2) Concerns about China's handling of their internal inflationary pressures and their attempts to balance their huge US dollar reserves by acquiring Euros (frankly, I suspect they are buying Swiss francs instead in greater quantities than has been reported - that's what I would do). This has had a negative effect on the Australian dollar.

3) The slowdown in Japanese manufacturing because of the effects of the tsunami. This has also negatively impacted the Aussie, but rebuilding could pick up much of the slack.

4) Less apparent, so far, is the effects of fear about deficits and the fight over raising the debt limit in the US. Apparently, the growing deficit will not be encumbering for some years and there is a presumption that the debt limit will be raised without a forced default after Congress is done with "theater politics". In addition, while the Fed has stated that they are not extending quantitative easing, there seems a feeling that that attitude will not last for very long (either more "QE" or some other mechanism which will have a parallel effect).

Euro: This currency has had a pretty choppy ride against the greenback. It rose to about $1.49 in early May, dipped down to $1.40 in late May, rose again and is now dropping to the current $1.425. While the numbers appear similar, it is important to note that the total swing is about 5% over a sliding 1 month.

Swiss franc: With the exception of a "risk off" (or central bank intervention?) during mid May, the CHF has continued its strength against the US dollar.
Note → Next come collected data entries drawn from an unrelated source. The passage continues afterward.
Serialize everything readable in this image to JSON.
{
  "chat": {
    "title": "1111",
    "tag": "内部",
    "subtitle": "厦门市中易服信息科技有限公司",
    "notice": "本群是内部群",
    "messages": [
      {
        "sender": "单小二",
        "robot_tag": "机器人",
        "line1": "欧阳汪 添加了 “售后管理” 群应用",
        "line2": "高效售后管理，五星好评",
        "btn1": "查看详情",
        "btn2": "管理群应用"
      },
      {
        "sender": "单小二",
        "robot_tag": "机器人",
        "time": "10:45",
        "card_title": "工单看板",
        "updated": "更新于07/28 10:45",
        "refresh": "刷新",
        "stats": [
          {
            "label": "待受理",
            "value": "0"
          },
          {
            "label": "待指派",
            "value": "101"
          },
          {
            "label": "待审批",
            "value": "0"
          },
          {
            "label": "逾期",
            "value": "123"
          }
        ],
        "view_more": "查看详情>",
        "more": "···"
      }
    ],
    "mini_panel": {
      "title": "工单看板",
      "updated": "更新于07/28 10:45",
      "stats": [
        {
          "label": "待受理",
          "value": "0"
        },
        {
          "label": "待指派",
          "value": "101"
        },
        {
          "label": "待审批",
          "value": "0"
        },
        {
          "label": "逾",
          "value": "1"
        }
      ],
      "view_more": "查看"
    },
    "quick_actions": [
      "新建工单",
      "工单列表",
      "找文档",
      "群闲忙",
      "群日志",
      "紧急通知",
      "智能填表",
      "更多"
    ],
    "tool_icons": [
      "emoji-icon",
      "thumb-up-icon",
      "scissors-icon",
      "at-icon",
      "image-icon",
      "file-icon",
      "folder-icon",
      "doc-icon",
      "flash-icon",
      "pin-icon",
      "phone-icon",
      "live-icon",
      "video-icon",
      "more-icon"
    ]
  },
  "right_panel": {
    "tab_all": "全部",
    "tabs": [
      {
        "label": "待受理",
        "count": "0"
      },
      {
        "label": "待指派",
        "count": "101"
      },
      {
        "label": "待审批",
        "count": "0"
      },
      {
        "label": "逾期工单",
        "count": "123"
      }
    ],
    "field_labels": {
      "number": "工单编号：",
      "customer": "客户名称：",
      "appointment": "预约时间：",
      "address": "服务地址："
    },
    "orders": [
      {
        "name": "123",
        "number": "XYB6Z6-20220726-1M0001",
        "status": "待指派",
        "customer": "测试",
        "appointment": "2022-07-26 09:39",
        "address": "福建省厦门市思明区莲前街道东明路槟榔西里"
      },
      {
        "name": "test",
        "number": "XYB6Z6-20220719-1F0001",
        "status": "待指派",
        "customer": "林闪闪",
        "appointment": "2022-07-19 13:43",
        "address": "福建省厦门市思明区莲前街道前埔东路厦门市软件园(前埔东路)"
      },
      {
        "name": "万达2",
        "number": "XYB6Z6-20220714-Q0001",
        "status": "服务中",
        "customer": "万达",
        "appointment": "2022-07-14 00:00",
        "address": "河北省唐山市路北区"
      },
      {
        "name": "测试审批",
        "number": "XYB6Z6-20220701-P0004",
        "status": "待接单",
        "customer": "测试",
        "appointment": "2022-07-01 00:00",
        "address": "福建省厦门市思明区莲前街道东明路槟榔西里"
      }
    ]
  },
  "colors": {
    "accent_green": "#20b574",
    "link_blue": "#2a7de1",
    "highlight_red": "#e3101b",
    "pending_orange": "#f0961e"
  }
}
It has recently been closely range bound near its high against the USD for most of June and currently stands at about $1.19. The trajectory of the CHF against the Euro has been more consistent with the CHF steadily strengthening for the past three months and it currently sit at about its yearly high (I think its all time high as well, as it has appreciated by about 1/3 over the past three years). Despite its relatively small size as a currency, the efforts of the Swiss Central Bank to mitigate its rise and the recent reports of the fragility of large parts of its banking system, the currency seems to be the "go-to" alternative to the US dollar because of the ease with which it can be traded.

Aussie: While the Aussie has appreciated about 80% since its low in late 2008, since hitting its high against the US dollar in early May (at $1.095), it has been range bound at between about $1.05 (where it sits today) and $1.07. There have likely been massive withdrawals of Japanese funds which had been parked there to capture the high interest rates as well as uncertainty about the prices of commodities (and some reflection regarding the loss of production due to Mother Nature induced events).

Currencies I don't "follow" include the Yen (range bound at about 80 for a month) because I can never figure it out and the Canadian dollar because its values are frequently determined by its trade with the US and therefore the currency ratio is somewhat artificial.

On a more immediate basis, the US dollar was sharply up last night which indicates a lousy opening for the US equity market. If it continues to strengthen through the day, it will likely be a red ink day for US equities.